Big Data Infrastructure Decisions: Data in Motion vs. Data at Rest
The best solution depends on what your data is doing.
- By Larry Parscale
Big Data is playing an increasingly significant role in business success as organizations strive to generate, process and analyze massive amounts of information in order to make better business decisions. But how do organizations ensure that they derive value from all this data? To extract meaningful insights, data must be approached in entirely different ways at different points in its lifecycle -- from creation to ingest, to comparative analysis based on multiple sources of data, to decision making and, finally, the action taken from that decision. The "stage" of Big Data is critical for determining the right infrastructure to host the applications that are collecting, managing and analyzing the data.
In general, data can be broken down into two basic categories -– data at rest and data in motion -– each with different infrastructure requirements based on availability, processing power and performance. The optimal type of infrastructure depends on the category and the business objectives for the data.
Data at rest refers to information collected from various sources and analyzed after the data-creating events have occurred.
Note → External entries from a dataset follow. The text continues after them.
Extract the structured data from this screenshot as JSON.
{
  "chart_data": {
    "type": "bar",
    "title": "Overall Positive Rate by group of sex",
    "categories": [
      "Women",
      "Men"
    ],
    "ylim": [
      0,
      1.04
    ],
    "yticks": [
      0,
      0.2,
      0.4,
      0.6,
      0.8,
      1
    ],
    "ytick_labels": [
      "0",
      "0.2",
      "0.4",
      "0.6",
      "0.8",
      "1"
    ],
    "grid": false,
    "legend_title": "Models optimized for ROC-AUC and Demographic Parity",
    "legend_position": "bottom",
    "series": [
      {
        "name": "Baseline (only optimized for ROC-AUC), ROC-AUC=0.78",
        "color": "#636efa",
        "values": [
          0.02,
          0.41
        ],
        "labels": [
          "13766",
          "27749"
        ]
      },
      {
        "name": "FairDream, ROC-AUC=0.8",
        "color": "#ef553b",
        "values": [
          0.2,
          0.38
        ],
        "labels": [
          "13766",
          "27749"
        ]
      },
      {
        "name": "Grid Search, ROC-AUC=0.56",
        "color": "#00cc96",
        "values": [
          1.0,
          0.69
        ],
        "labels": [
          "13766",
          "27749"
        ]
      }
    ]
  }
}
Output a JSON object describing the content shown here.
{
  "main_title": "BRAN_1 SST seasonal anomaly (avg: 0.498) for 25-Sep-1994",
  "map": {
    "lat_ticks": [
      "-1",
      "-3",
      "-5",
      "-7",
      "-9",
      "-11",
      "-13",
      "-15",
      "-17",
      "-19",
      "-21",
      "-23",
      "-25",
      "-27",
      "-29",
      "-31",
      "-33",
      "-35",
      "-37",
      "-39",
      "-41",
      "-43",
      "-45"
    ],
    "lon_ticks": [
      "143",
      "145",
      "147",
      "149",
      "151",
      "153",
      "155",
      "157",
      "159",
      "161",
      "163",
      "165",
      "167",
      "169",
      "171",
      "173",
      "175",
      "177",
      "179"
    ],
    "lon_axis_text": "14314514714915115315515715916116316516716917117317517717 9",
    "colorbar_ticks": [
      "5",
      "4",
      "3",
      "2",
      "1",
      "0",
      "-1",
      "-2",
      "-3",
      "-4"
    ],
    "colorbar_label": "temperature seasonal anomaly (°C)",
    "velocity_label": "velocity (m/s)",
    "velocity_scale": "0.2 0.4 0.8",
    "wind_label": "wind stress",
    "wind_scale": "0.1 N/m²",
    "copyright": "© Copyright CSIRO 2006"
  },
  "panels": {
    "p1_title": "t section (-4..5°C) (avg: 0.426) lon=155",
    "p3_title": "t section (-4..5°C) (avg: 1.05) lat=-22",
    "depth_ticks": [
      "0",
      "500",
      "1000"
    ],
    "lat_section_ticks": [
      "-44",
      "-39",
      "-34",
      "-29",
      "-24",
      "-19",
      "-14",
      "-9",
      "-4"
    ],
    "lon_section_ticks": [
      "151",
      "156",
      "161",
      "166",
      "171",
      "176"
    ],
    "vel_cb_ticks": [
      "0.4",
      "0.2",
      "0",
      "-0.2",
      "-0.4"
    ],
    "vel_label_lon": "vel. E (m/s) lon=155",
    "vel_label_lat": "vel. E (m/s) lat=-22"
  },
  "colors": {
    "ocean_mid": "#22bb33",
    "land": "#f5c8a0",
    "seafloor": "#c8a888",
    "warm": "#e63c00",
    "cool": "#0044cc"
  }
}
The data analysis occurs separately and distinctly from any action taken on the conclusions of that analysis.
For example, a retailer analyzes a previous month's sales data and then uses it to make strategic decisions about the present month's business activities. The action takes place well after the data-creating event. The data scrutinized may spread among multiple collection points consisting of inventory, sales price, sales made, regions and other pertinent information. This data may drive the retailer to create marketing campaigns, send customized coupons, increase/decrease/move inventory, or adjust pricing. The data provides value in enticing customers to return and makes a long-term positive impact on the retailer's ability to meet the needs of customers based on region.
For data at rest, a batch processing method is typically utilized. In this case, there's no pressing need for "always on" infrastructure, but there is a need for flexibility to support extremely large, and often unstructured, datasets. From a cost standpoint, public cloud can be an ideal infrastructure choice in this scenario because virtual machines can easily be spun up as needed to analyze the data and spun down when finished.
The collection process for data in motion is similar to that of data at rest; however, the difference lies in the analytics. In this case, the analytics occur in real time as the event takes place. An example here would be a theme park that uses wristbands to collect data about their guests. These wristbands would constantly record data about guest activities, and the park could use this information to personalize guest visits with special surprises or suggested activities based on guest behavior. The business is able to customize the guest experience, in real time, during the visit. Organizations have a tremendous opportunity to improve business results in these scenarios.
For data in motion, a bare-metal cloud environment may be a preferable infrastructure choice. Bare-metal cloud involves the use of dedicated servers that offer cloud-like features without the use of virtualization. In this scenario, organizations can utilize a real-time processing method in which high-performance compute power is always online and available, and is also capable of scaling out at a moment's notice.
Until recently, many organizations may have assumed public cloud to be the natural choice for this type of workload. However, as more companies host Big Data applications in the public cloud, they're confronting its performance limitations, particularly at scale.
Bare-metal technologies can enable the same self-service, on-demand scalability and pay-as-you go pricing as a traditional virtualized public cloud. Bare-metal cloud, however, eliminates the resource constraints of multi-tenancy, delivering the performance levels of dedicated servers, making it a better choice for processing large volumes of high-velocity data in real time.
Latency is also a key consideration for data-in-motion workloads, because a lag in processing can quickly result in a missed business opportunity. As a result, the integrity of network connectivity should go hand-in-hand with infrastructure decisions. A fast data application can only move as quickly as the network architecture that's supporting it, so organizations should look for multi-homed or route-optimized IP connectivity that's able to navigate around Internet latency and outages, ultimately improving the availability and performance of real-time data workloads.
Viewing data through the lens of one of these two general categories –- at rest or in motion –- can help organizations determine the ideal data processing method and optimal infrastructure required to gain actionable insights and extract real value from Big Data.
Larry Parscale is VP of Solution Engineering at Internap, a global Internet infrastructure provider.